Jeffery and others v Secretary of State for Education and another

EAT: Elias J (President): 17 March 2006

The claimants were lecturers initially employed by the respondent college under a series of hourly paid part-time contracts for each academic year. They were subsequently given temporary and then permanent full-time contracts and entitlement to membership of the college's pension scheme. In 1994 they made claims under section 1 of the Equal Pay Act 1970 seeking to have their membership of the pension scheme backdated so as to include their previous employment under the part-time contracts.

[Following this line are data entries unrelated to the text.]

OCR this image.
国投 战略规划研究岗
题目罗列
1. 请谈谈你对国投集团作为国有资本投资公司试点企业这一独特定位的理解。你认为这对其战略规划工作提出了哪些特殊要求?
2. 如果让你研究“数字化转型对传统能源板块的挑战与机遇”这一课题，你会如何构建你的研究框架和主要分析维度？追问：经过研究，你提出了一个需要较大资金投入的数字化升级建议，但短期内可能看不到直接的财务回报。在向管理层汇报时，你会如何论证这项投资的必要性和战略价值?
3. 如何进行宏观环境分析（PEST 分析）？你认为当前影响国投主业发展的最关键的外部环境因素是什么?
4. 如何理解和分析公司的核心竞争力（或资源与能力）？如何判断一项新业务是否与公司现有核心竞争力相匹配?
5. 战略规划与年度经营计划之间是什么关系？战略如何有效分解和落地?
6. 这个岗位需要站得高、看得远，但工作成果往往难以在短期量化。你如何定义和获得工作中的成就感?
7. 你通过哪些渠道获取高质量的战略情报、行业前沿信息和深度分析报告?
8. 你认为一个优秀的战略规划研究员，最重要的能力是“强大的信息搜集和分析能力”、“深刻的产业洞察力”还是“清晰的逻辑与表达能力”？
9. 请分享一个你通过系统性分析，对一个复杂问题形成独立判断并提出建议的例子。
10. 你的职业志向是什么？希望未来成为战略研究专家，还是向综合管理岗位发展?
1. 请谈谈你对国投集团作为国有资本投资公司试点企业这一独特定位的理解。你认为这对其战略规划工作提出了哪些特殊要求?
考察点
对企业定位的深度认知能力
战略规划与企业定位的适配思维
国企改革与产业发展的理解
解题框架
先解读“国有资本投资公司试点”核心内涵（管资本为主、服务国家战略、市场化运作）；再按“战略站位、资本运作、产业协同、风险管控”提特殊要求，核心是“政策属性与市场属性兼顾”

An employment tribunal chairman decided that the change from temporary to permanent status was a radical change in the terms of their contracts, and that, since that had occurred more than six months before they had brought their claims, the claimants had not been employed in the relevant employment in the six months preceding their claims, as required by section 2(4) of the Act, and he dismissed the claims.

The claimants appealed.

ELIAS J (PRESIDENT) held:
Where there was a stable employment relationship resulting from a succession of short-term contracts concluded at regular intervals in respect of the same employment to which the same pension scheme applied, Community law required the limitation period in section 2(4) of the Equal Pay Act 1970 to run from the end of the last contract forming part of that stable relationship. Although it might be said that entry into a permanent job did not destroy a stable employment relationship, it was not apt to describe the succession of short-term contracts and a permanent contract as a succession of short-term contracts, and, accordingly, it could not be said that there was a continuation of the stable relationship into a new permanent contract. Further, the chairman was entitled to conclude that, where an employee moved from a temporary relationship under a particular contract to a permanent relationship which might carry on indefinitely, there was a fundamental change in the nature of the relationship between the parties and their obligations such as to amount to a new contract as a matter of law. The claimants' stable employment relationship came to an end when the new permanent contracts were entered into, and their claims were, therefore, out of time.

The appeal was dismissed.

Appearances: The claimants in person; Dale Martin (Eversheds, Cardiff) for the college; the Secretary of State did not appear.